Carolina Nahuz
postado em 27/08/2009 09:34
Filas para consulta que começam na madrugada, pessoas que saem à noite de casa para tentar uma vaga no dia posterior na rede pública de saúde e até dinheiro em troca de um lugar ao sol. Ou melhor: à sombra, dentro do hospital, com a senha na mão e a vaga garantida.
O quadro é revelado por parte da população encontrada por O IMPARCIAL na porta das centrais de marcação de consulta e dos hospitais públicos mais procurados da cidade. O problema crônico da venda de senhas, assim como as doenças que se alastram na vida deles, dificulta o acesso, burla e vicia o sistema.
Desde às 4h, a equipe de O IMPARCIAL começa a percorrer pontos de aglomeração de pessoas.

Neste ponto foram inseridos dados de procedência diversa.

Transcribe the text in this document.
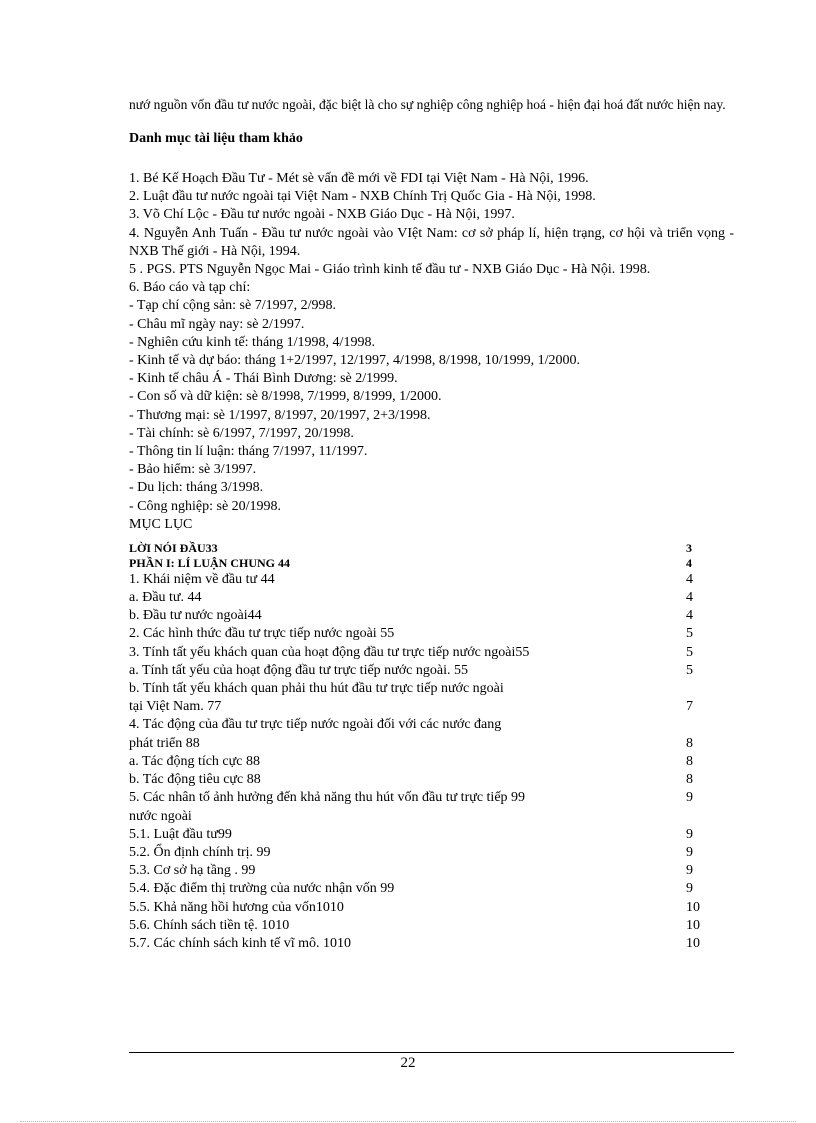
nướ nguồn vốn đầu tư nước ngoài, đặc biệt là cho sự nghiệp công nghiệp hoá - hiện đại hoá đất nước hiện nay.

Danh mục tài liệu tham khảo
1. Bé Kế Hoạch Đầu Tư - Mét sè vấn đề mới về FDI tại Việt Nam - Hà Nội, 1996.
2. Luật đầu tư nước ngoài tại Việt Nam - NXB Chính Trị Quốc Gia - Hà Nội, 1998.
3. Võ Chí Lộc - Đầu tư nước ngoài - NXB Giáo Dục - Hà Nội, 1997.
4. Nguyễn Anh Tuấn - Đầu tư nước ngoài vào VIệt Nam: cơ sở pháp lí, hiện trạng, cơ hội và triển vọng - NXB Thế giới - Hà Nội, 1994.
5 . PGS. PTS Nguyễn Ngọc Mai - Giáo trình kinh tế đầu tư - NXB Giáo Dục - Hà Nội. 1998.
6. Báo cáo và tạp chí:
- Tạp chí cộng sản: sè 7/1997, 2/998.
- Châu mĩ ngày nay: sè 2/1997.
- Nghiên cứu kinh tế: tháng 1/1998, 4/1998.
- Kinh tế và dự báo: tháng 1+2/1997, 12/1997, 4/1998, 8/1998, 10/1999, 1/2000.
- Kinh tế châu Á - Thái Bình Dương: sè 2/1999.
- Con số và dữ kiện: sè 8/1998, 7/1999, 8/1999, 1/2000.
- Thương mại: sè 1/1997, 8/1997, 20/1997, 2+3/1998.
- Tài chính: sè 6/1997, 7/1997, 20/1998.
- Thông tin lí luận: tháng 7/1997, 11/1997.
- Bảo hiểm: sè 3/1997.
- Du lịch: tháng 3/1998.
- Công nghiệp: sè 20/1998.
MỤC LỤC
LỜI NÓI ĐẦU33	3
PHẦN I: LÍ LUẬN CHUNG 44	4
1. Khái niệm về đầu tư 44	4
a. Đầu tư. 44	4
b. Đầu tư nước ngoài44	4
2. Các hình thức đầu tư trực tiếp nước ngoài 55	5
3. Tính tất yếu khách quan của hoạt động đầu tư trực tiếp nước ngoài55	5
a. Tính tất yếu của hoạt động đầu tư trực tiếp nước ngoài. 55	5
b. Tính tất yếu khách quan phải thu hút đầu tư trực tiếp nước ngoài
tại Việt Nam. 77	7
4. Tác động của đầu tư trực tiếp nước ngoài đối với các nước đang
phát triển 88	8
a. Tác động tích cực 88	8
b. Tác động tiêu cực 88	8
5. Các nhân tố ảnh hưởng đến khả năng thu hút vốn đầu tư trực tiếp 99	9
nước ngoài
5.1. Luật đầu tư99	9
5.2. Ổn định chính trị. 99	9
5.3. Cơ sở hạ tầng . 99	9
5.4. Đặc điểm thị trường của nước nhận vốn 99	9
5.5. Khả năng hồi hương của vốn1010	10
5.6. Chính sách tiền tệ. 1010	10
5.7. Các chính sách kinh tế vĩ mô. 1010	10
22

Geralmente, o perfil de quem está na fila é semelhante: pessoas mais velhas, aparentemente cansadas pelo tempo que passaram acordadas ou jovens que por vezes tentam conseguir o espaço para atendimento.
É o caso de Elienide Santos, cuja mãe precisa de consulta. Segundo ela, pela terceira vez naquela fila, o número de vagas é restrito e é necessário o retorno para ter êxito. "Minha mãe veio aqui tentar, mas não conseguiu. Tem que começar a vir uns três meses antes para poder ser atendida", reclama.
Já Luzanira Ribeiro Costa considera um abuso o deslocamento durante a madrugada. "Além de ser uma falta de respeito com a gente vir para cá de madrugada, o atendimento ainda é horrível. Tratam a gente mal e nem dão explicações", comentou, na porta da Central de Marcação de Consultas da Alemanha.
Segundo ela, todas as vezes que precisa marcar uma consulta precisa perder o dia inteiro de trabalho. "Ainda tenho que avisar lá [no trabalho] que não vou poder ir. Toda vez é assim", finaliza.
Para Divinalva Lobo, o problema de chegar tão cedo, ainda quando está escuro, é o perigo. "Um idoso tem que vir para cá, ficar aqui, vulnerável, à mercê de marginais", disse Divinalva.
Negócio lucrativo
Na contramão da insatisfação, há quem considere as filas um bom negócio. A oportunidade de burla e montagem de esquema para angariar dinheiro faz com que Antonio Araújo chegue por volta das 21h do dia anterior no local de marcação.
Segundo ele, sempre é o primeiro a chegar e consegue marcar um lugar que vende, geralmente, por R$10. "Chego aqui cedo. Aí, marco a vez e vem a pessoa que não pode chegar cedo e troca de lugar comigo. Estou sem emprego e faço esse bico", diz ele, que confessa usar o recurso para sobreviver. "Eu não quero é roubar", se explica.
Segundo Antonio, há quem com antecedência combine de ir no dia posterior e reserve a vaga. "Tenho que esperar. Caso a pessoa não venha, eu perco tudo", diz. Antonio leva papelão para o tempo que passará sentado no chão e divide com as pessoas que conhece diariamente na fila.
Ele reconhece que o tempo que passa à espera das marcações é valioso. "Estou aqui perdendo minhas noites de sono que eu não vou recuperar, mas assim eu vou vivendo", continua.
Para a aposentada conhecida apenas como Telma, a justificativa é a mesma. "É minha renda. Melhor do que estar roubando ou pedindo para os outros", afirma, enquanto confere os documentos que precisará levar para a fila no dia seguinte. A equipe de O IMPARCIAL esteve na casa de Telma e simulou uma encomenda de consulta.
Ela é conhecida no bairro onde mora pela "prestação de serviço" e considera o trabalho como benefício a quem precisa, uma troca justa. "Eu que inventei isso. Ganho meu dinheiro assim. As pessoas vêm e me dizem o que querem. Eu vou lá e marco para elas", contou, desconfiada.
De acordo com a senhora de 62 anos, não há muita dificuldade para enfrentar as grandes filas, já que ela se identifica como idosa. Para marcar para outra pessoa, basta que ela tenha em mãos a fotocópia da identidade, o endereço e, geralmente, um encaminhamento ao especialista escolhido.
Quando o médico é um clínico geral, explica ela, não é necessário encaminhamento. Basta ir ao posto, como a Hemomar, por exemplo, e retirar uma carteira em nome da pessoa que será consultada. Nesse documento, há o nome, a data e o horário da consulta.
O custo do serviço varia entre R$ 5 e R$ 15. "Depende da consulta. Uma endoscopia, que marca só uma vez por mês, é R$ 15. Mas pra você eu posso fazer isso por R$ 5", negocia. Segundo ela, cada senha dá direito a que sejam marcadas duas consultas.